Interim Results of Phase 3 Trial Show Immune Therapy Eliminates Tumor Cells in Early Triple-Negative Breast Cancer; Combination of Anti-PD-1 Monoclonal Antibody Pembrolizumab Plus Chemotherapy Could Become A Standard of Care If Approved, Expert Says

Immune therapy added to chemotherapy improves pathological complete response in patients with early triple-negative breast cancer, according to late-breaking interim results from the KEYNOTE-522 trial presented at the European Society for Medical Oncology (EMSO) Congress 2019 in Barcelona, Spain ( (September 27-October 1). Interim results from the KEYNOTE-522 trial interim were presented by study first author Professor Peter Schmid, Barts Cancer Institute, Queen Mary University of London, UK, during the Presidential Symposium II on September 29, 2019, and published in Annals of Oncology, Volume 30, Supplement 5, October 2019. The title of the results presentation was “LBA8_PR 'KEYNOTE-522: Phase 3 Study of Pembrolizumab (Pembro) + Chemotherapy (Chemo) vs Placebo (Pbo) + Chemo As Neoadjuvant Treatment, Followed by Pembro vs Pbo As Adjuvant Treatment for Early Triple-Negative Breast Cancer (TNBC).” The interim results from the study, which is the first phase III trial of immunotherapy in early breast cancer, also indicated an improvement in event-free survival. "The data suggest that the improved pathological complete response with pembrolizumab translates into fewer recurrences," said Professor Schmid.
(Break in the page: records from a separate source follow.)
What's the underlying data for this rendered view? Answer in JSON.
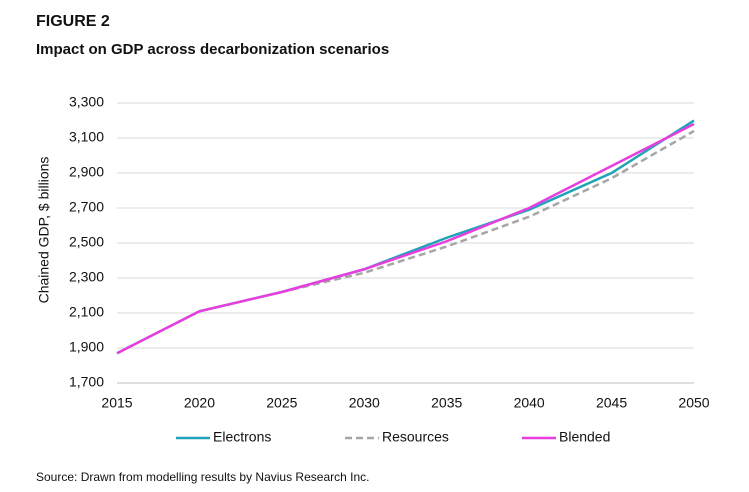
{
  "figure_label": "FIGURE 2",
  "source": "Source: Drawn from modelling results by Navius Research Inc.",
  "chart_data": {
    "type": "line",
    "title": "Impact on GDP across decarbonization scenarios",
    "y_label": "Chained GDP, $ billions",
    "x": [
      2015,
      2020,
      2025,
      2030,
      2035,
      2040,
      2045,
      2050
    ],
    "xlim": [
      2015,
      2050
    ],
    "xticks": [
      2015,
      2020,
      2025,
      2030,
      2035,
      2040,
      2045,
      2050
    ],
    "ylim": [
      1700,
      3300
    ],
    "yticks": [
      {
        "value": 1700,
        "label": "1,700"
      },
      {
        "value": 1900,
        "label": "1,900"
      },
      {
        "value": 2100,
        "label": "2,100"
      },
      {
        "value": 2300,
        "label": "2,300"
      },
      {
        "value": 2500,
        "label": "2,500"
      },
      {
        "value": 2700,
        "label": "2,700"
      },
      {
        "value": 2900,
        "label": "2,900"
      },
      {
        "value": 3100,
        "label": "3,100"
      },
      {
        "value": 3300,
        "label": "3,300"
      }
    ],
    "grid": true,
    "legend_position": "bottom",
    "series": [
      {
        "name": "Electrons",
        "color": "#1fa3b8",
        "style": "solid",
        "values": [
          1870,
          2110,
          2220,
          2350,
          2530,
          2690,
          2900,
          3200
        ]
      },
      {
        "name": "Resources",
        "color": "#a6a6a6",
        "style": "dashed",
        "values": [
          1870,
          2110,
          2220,
          2330,
          2480,
          2650,
          2870,
          3140
        ]
      },
      {
        "name": "Blended",
        "color": "#e83ee0",
        "style": "solid",
        "values": [
          1870,
          2110,
          2220,
          2350,
          2510,
          2700,
          2940,
          3180
        ]
      }
    ]
  }
}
Triple-negative breast cancer is the most aggressive sub-type of breast cancer and more often affects young women. Patients typically receive chemotherapy, followed by surgery to remove the tumor. This provides the best chance of pathological complete response, meaning no cancerous cells remaining on the resected tumor. Women with a pathological complete response have an 85-90% likelihood of being cured, while those with residual viable tumor tissue have a 40-50% probability of recurrence, which often occurs within three years.